Principles of AI Coding in Bioinformatics Analyses
4 min read
Don’t over-engineer for hypothetical edge cases
Traditional software engineering often emphasizes handling many possible user behaviors gracefully. In bioinformatics, the situation is different: an analysis is usually built for a specific dataset, a specific biological question, and a single operator.
So instead of designing for every hypothetical edge case, prioritize strict validation of the assumptions your analysis depends on. If those assumptions are violated, the pipeline should stop and report the issue clearly. Many “edge cases” in bioinformatics are actually signs of data quality problems, metadata inconsistencies, or incorrect preprocessing, and they should be investigated rather than silently worked around.
Avoid silent analytical fallbacks; throw errors explicitly
AI agents often tend to adding fallback mechanisms when a primary method fails. However, this is not ideal for the bioinformatics stack, as we typically want the primary (best-practice) method to work. If it fails, we should first fix the code or data to accommodate it rather than falling back to a secondary method.
Use a specialized bioinformatics agent to guide your research narrative and direction
The importance of system prompts is well-known. General-purpose coding agents (such as those in Claude Code, Codex, and OpenCode) are useful for implementation, but they are not always good at choosing appropriate methods, identifying caveats, or deciding what biological questions should come next. Domain-specific bioinformatics agents are often better suited for analysis planning, interpretation, and strategic direction.
You can set up a good system prompt using Prompt Optimizer. Or if you are using OpenCode, you can use opencode agent create to create a agent.
Encourage AI to do web search
Web search is particularly valuable in two aspects: one is in deciding what methods, parameters, and best practices should be used for a given analytical step, as well as the potential caveats of that step; the other is when writing biological narratives and determining downstream directions, requiring consultation of external literature.
Specific web search tools may vary depending on the agent tool. Currently, a search tool I find quite useful is GuDaStudio/GrokSearch at grok-with-tavily, which is a MCP server.
Review each completed step critically
You’ve successfully run an analysis step, generated result files, and encountered no errors—everything appears fine. But hold off on celebrating. As mentioned earlier, AI might add fallbacks or implicit error handling without your awareness. Worse still, if your task is sufficiently complex, AI may skip over certain steps and produce some shitty placeholder results. Opening a separate session to have AI review the code and results from this step typically uncovers significant issues and improvement opportunities.
While the AI may flag many existing problems or areas needing improvement, some of these suggestions might be trivial. You will need to discern which issues genuinely require attention and refinement.
Try to make each step granular and parallelizable when useful
Each bioinformatics analysis step should be as “atomized” as possible, meaning each step should focus on completing a single small objective or task. This approach has two benefits: 1) It allows AI to focus on completing the current small objective, one step at a time, making it less prone to errors. 2) It enables caching of already successfully executed steps, reducing the time needed to re-run steps during debugging. This is especially useful when you’re using workflow managers (targets, snakemake, nextflow, etc.).

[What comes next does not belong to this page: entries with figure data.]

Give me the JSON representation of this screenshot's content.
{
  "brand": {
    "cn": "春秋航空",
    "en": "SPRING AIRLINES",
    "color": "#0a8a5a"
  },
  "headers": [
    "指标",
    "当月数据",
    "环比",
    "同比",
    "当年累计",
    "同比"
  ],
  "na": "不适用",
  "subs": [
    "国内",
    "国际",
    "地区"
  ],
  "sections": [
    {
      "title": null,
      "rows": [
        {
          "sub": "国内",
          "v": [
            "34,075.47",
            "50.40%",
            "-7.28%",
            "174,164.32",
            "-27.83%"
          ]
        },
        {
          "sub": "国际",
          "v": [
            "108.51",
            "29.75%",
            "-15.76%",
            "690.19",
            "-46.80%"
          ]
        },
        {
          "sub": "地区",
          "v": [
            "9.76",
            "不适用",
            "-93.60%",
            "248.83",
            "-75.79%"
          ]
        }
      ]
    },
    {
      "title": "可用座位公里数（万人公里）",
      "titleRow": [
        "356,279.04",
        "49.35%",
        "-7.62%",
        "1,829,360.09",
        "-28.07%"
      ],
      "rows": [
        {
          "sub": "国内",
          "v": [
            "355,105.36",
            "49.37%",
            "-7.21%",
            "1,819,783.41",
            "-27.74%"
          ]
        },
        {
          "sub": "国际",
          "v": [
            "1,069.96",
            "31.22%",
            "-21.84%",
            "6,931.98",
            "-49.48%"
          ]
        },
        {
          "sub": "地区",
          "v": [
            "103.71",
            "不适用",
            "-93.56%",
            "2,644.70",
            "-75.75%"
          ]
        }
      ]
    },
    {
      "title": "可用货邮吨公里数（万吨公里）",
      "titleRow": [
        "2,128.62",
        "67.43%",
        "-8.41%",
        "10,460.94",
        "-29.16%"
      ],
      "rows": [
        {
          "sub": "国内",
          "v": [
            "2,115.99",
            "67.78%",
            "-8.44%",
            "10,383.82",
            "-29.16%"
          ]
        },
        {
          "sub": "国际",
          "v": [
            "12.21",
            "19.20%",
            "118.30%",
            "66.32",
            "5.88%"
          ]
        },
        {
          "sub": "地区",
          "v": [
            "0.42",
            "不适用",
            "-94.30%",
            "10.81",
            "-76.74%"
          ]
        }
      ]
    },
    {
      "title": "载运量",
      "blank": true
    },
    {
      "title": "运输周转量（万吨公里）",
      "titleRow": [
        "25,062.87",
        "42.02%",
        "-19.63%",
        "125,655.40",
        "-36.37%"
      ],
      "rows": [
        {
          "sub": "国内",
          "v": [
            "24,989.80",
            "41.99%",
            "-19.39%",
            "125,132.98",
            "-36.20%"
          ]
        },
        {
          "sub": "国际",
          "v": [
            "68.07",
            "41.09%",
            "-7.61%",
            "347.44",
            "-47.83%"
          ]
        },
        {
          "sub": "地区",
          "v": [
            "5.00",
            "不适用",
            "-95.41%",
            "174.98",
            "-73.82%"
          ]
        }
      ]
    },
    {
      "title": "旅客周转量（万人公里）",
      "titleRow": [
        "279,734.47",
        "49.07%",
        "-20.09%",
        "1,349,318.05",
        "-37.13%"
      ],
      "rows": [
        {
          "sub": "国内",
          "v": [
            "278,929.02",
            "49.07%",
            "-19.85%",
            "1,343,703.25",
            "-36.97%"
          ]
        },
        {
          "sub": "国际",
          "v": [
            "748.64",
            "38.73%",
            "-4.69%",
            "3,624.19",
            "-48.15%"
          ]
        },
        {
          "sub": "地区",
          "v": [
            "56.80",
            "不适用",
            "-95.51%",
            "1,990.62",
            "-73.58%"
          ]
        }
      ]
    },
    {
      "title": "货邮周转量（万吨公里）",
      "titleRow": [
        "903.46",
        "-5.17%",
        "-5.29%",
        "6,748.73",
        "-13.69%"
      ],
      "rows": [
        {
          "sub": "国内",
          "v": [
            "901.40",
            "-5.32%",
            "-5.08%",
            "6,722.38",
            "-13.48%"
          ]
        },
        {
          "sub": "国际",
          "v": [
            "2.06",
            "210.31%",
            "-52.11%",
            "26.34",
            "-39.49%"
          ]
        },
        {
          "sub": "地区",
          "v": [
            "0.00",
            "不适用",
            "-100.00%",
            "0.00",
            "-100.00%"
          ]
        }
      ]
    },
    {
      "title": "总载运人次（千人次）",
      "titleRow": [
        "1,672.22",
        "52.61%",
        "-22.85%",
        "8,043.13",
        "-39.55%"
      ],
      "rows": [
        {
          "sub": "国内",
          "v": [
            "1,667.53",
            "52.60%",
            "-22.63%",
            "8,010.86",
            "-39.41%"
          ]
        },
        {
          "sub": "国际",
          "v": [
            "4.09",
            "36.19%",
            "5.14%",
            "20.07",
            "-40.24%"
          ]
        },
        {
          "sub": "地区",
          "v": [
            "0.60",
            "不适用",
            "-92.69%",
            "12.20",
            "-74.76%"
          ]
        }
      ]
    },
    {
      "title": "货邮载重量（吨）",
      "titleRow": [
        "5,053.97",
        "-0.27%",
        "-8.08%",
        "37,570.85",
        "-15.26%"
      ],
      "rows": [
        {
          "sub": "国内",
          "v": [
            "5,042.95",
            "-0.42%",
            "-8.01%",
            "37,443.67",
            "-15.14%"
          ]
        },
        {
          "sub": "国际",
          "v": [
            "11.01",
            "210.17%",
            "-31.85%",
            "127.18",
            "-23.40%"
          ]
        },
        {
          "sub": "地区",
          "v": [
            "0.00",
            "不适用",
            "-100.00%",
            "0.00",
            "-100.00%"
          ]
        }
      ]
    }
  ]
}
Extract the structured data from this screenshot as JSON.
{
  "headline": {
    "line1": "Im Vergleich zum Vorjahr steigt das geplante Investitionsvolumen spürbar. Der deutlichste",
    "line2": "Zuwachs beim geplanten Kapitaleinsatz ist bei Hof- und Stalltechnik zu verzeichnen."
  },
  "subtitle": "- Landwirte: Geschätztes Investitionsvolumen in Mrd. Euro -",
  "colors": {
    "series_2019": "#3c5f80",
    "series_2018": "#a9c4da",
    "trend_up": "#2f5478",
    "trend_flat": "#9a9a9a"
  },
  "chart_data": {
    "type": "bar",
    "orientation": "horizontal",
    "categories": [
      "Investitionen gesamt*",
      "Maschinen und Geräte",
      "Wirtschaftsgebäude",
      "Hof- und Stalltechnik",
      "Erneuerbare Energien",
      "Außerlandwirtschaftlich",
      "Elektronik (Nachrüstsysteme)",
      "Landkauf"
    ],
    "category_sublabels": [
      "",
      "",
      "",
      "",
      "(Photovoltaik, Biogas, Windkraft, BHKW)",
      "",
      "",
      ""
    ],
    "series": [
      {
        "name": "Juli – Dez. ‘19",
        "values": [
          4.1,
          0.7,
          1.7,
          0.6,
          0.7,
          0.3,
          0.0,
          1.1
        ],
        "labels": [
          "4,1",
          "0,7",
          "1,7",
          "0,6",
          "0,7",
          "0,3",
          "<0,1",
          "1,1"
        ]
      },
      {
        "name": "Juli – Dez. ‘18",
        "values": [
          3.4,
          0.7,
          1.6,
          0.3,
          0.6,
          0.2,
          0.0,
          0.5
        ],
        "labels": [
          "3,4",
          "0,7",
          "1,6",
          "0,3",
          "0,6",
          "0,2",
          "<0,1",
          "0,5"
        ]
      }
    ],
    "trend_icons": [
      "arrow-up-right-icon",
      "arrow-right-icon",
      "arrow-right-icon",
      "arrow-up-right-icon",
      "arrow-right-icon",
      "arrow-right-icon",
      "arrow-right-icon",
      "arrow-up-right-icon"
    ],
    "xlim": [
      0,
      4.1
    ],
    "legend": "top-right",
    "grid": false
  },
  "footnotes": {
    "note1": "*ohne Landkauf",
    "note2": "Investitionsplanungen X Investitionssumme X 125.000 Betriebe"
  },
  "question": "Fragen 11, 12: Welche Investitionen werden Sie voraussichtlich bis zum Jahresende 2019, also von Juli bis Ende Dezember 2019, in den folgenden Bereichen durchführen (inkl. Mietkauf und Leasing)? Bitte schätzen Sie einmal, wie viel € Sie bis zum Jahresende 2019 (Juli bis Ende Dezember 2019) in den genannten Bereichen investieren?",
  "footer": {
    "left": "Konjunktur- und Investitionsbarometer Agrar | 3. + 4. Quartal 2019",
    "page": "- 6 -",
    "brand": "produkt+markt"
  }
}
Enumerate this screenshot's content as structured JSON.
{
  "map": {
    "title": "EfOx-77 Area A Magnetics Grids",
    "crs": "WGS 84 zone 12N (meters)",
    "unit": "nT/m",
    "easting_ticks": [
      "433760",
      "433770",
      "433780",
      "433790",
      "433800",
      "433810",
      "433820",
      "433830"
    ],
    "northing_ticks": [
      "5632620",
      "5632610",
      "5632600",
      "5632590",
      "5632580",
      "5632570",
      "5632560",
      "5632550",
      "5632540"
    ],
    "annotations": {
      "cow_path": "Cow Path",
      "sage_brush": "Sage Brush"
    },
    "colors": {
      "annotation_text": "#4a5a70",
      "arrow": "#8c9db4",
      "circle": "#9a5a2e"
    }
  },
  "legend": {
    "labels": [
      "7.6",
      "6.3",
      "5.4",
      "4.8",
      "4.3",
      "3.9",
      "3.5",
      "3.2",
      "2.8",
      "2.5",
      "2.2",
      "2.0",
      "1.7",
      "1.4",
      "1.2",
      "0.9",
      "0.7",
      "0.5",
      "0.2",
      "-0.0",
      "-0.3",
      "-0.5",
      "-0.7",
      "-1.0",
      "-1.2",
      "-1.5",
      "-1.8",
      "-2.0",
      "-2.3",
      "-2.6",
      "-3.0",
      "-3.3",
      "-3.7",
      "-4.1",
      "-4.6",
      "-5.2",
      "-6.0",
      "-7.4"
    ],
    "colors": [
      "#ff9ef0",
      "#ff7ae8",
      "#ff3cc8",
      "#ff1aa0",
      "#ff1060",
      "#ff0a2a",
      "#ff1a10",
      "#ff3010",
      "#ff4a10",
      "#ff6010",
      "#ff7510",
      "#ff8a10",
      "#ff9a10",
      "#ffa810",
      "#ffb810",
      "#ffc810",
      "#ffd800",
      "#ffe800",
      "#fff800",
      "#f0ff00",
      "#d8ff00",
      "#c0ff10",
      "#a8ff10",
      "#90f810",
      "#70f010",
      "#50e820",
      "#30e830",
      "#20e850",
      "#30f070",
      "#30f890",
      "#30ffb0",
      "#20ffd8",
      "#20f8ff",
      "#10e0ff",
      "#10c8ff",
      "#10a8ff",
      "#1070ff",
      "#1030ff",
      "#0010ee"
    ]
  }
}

Optimize for reproducibility, not just task completion
AI should generate workflows that can be rerun reliably, not just code that works once. This means data should never be manually edited but always manipulated by code scripts. Additionally, pay specific attention to non-deterministic steps (e.g., clustering in scRNA-seq), which can produce different results even with unchanged code. One solution is to incorporate seeds into the code.